La Corte di Cassazione, III Sezione Penale, nella sentenza 18680 del 5 maggio 2016 affronta le collegate questioni della non punibilità ex art 131-bis del codice penale, della sua applicabilità nel caso di reati con un valore-soglia e della possibilità di avvalersi della nuova previsione dell’articolo 13 (modificato dal D.Lgs. 158/2015) che collega la non punibilità all’integrale pagamento nel caso dei reati di cui agli artt. 10-bis, 10-ter, 10-quater, d.lgs. n. 74 del 2000.

Quanto alla non punibilità del fatto di particolare tenuità (art. 131-bis, cod. pen.) esso è da considerare, secondo la Corte, un istituto di diritto penale sostanziale applicabile, ai sensi dell’art. 2, cod. pen., anche in sede di legittimità ove dalle risultanze processuali e dalla motivazione della decisione impugnata ne ricorrano i presupposti (Sez. 3, n. 15449 del 08/04/2015, Mazzarotto, Rv. 263308; Sez. 4, n. 22381 del 17/04/2015, Mauri, Rv. 263496; Sez. 3, n. 31932 del 02/07/2015, Terrezza, Rv. 264449; Sez. 3, n. 21474 del 22/04/2015, Fantoni, Rv. 263693).

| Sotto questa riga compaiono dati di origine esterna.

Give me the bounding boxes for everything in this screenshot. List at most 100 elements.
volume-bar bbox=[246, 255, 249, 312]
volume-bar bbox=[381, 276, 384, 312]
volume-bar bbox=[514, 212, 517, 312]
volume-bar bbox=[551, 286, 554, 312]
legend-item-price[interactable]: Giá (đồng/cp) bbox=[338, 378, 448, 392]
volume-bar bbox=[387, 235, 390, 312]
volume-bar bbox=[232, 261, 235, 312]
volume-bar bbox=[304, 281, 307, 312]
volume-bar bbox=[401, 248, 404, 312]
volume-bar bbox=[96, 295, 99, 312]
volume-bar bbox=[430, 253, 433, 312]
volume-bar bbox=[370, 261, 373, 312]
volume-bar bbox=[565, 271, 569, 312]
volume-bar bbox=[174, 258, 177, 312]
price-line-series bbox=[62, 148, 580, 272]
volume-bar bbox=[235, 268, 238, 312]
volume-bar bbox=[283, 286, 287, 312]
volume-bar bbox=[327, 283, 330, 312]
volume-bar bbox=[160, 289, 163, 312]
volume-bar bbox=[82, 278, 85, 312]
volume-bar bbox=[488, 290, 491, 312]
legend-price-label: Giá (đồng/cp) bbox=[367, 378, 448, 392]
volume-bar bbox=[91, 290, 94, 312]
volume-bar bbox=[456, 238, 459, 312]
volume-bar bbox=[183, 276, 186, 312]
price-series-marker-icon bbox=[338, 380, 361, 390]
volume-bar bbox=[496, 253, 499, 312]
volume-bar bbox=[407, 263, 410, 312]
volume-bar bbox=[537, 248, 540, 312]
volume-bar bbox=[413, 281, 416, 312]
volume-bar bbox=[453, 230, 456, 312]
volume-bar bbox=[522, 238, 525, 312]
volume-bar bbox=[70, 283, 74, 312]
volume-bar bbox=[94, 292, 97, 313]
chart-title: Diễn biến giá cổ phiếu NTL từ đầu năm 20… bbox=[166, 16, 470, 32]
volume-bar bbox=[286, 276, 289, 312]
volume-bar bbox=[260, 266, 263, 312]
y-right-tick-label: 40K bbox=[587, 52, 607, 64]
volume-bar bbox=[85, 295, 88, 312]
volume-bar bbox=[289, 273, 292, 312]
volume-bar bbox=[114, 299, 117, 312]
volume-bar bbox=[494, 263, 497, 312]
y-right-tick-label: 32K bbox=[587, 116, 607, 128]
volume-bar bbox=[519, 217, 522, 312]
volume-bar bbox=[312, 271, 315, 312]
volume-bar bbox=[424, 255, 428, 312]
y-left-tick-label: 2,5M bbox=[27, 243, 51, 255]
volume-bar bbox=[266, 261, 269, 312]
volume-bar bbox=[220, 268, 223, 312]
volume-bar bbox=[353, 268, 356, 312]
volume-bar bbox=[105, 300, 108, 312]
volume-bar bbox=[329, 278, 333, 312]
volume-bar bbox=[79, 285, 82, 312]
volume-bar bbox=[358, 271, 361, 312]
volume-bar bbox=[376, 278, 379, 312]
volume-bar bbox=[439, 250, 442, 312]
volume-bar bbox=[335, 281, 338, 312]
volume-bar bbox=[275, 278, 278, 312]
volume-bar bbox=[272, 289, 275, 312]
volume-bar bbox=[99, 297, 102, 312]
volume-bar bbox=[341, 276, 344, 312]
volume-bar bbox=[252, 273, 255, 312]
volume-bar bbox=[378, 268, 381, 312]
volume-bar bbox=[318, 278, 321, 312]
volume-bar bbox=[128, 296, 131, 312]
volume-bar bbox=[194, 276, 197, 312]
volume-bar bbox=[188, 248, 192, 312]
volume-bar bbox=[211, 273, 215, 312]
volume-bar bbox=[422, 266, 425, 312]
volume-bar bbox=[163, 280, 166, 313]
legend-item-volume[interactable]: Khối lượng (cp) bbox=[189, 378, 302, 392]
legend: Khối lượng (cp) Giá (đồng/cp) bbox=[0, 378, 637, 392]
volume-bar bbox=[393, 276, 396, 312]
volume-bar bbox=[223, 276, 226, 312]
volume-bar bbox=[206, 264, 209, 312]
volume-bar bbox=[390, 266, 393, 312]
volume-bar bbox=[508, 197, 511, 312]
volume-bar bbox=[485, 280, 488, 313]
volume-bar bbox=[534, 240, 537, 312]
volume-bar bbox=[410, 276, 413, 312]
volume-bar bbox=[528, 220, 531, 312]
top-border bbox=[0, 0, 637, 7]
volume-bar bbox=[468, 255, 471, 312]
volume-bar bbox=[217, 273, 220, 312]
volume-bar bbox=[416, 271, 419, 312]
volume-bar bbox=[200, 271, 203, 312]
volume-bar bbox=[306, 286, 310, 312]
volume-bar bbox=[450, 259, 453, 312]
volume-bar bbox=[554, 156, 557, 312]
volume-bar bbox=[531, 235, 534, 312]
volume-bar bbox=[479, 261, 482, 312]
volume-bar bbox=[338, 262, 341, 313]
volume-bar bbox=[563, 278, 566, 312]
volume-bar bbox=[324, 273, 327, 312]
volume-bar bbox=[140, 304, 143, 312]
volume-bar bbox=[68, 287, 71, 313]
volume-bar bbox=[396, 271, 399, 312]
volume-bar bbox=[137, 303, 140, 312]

Occorre tuttavia chiedersi se sia applicabile anche ai reati che prevedono specifiche soglie di punibilità, principio implicitamente affermato (perché dato per presupposto) dalle sentenze n. 15449 del 2015 e n. 21474 del 2015.

Ebbene, in materia di reati tributari il valore soglia costituisce elemento che integra il reato, concorrendone a definirne il disvalore, al di sotto del quale la condotta è ritenuta, secondo una valutazione tipica del legislatore, non offensiva dell’interesse tutelato (Sez. U, n. 37425 del 28/03/2013, Favellato, Rv. 255759, cit.).

La non punibilità del fatto ai sensi dell’art. 131-bis, cod. pen., presuppone l’esistenza di un reato perfetto in ogni suo aspetto (oggettivo e soggettivo), sicché il superamento anche solo di un centesimo del valore soglia costituisce “conditio sine qua non” dell’applicabilità dell’istituto, non ragione della sua esclusione: “Non hanno pregio le obiezioni che valorizzano l’argomento secondo il quale il superamento della soglia di punibilità segna il momento di non ritorno della non tollerabilità dell’offesa erariale e della giustificazione della reazione penale, sia perché, in realtà, qualsiasi reato è necessariamente offensivo e la sua punizione esprime il giudizio di intollerabilità della relativa condotta, sia perché al di sotto della soglia di punibilità il fatto è penalmente irrilevante, come può esserlo una qualsiasi condotta estranea al paradigma di una qualunque fattispecie incriminatrice”.

Ciò precisato i Giudici evidenziano come per i reati di cui agli artt. 10-bis, 10-ter, 10-quater, d.lgs. n. 74 del 2000, l’art. 13 (come modificato dal d.lgs. n. 158 del 2015) sia contemplata una specifica causa di non punibilità legata, come visto, all’integrale pagamento <<degli importi dovuti>>. Tale questione rileva invece per escludere l’applicazione della particolare tenuità del fatto. Cioè “il diritto dell’imputato a ottenere, prima dell’apertura del dibattimento, un termine per il saldo del pagamento già in corso, a prescindere dall’entità dello scostamento della somma non versata dal valore soglia e con riferimento all’intera somma dovuta, comprensiva delle sanzioni e degli interessi, contraddice (ed anzi esclude) l’applicabilità del meccanismo processuale previsto dall’art. 469, comma 1-bis, cod. proc. pen., per poterlo prosciogliere dal medesimo reato per la particolare tenuità del fatto con sentenza pre-dibattimentale, meccanismo processuale non richiamato, né fatto salvo dalla norma in questione”.

Si tratta però di preclusione che riguarda coloro che possono beneficiare della causa di non punibilità in questione (reati consumati dopo l’entrata in vigore del d.lgs. n. 158 del 2015 o per i quali il dibattimento non è stato ancora aperto).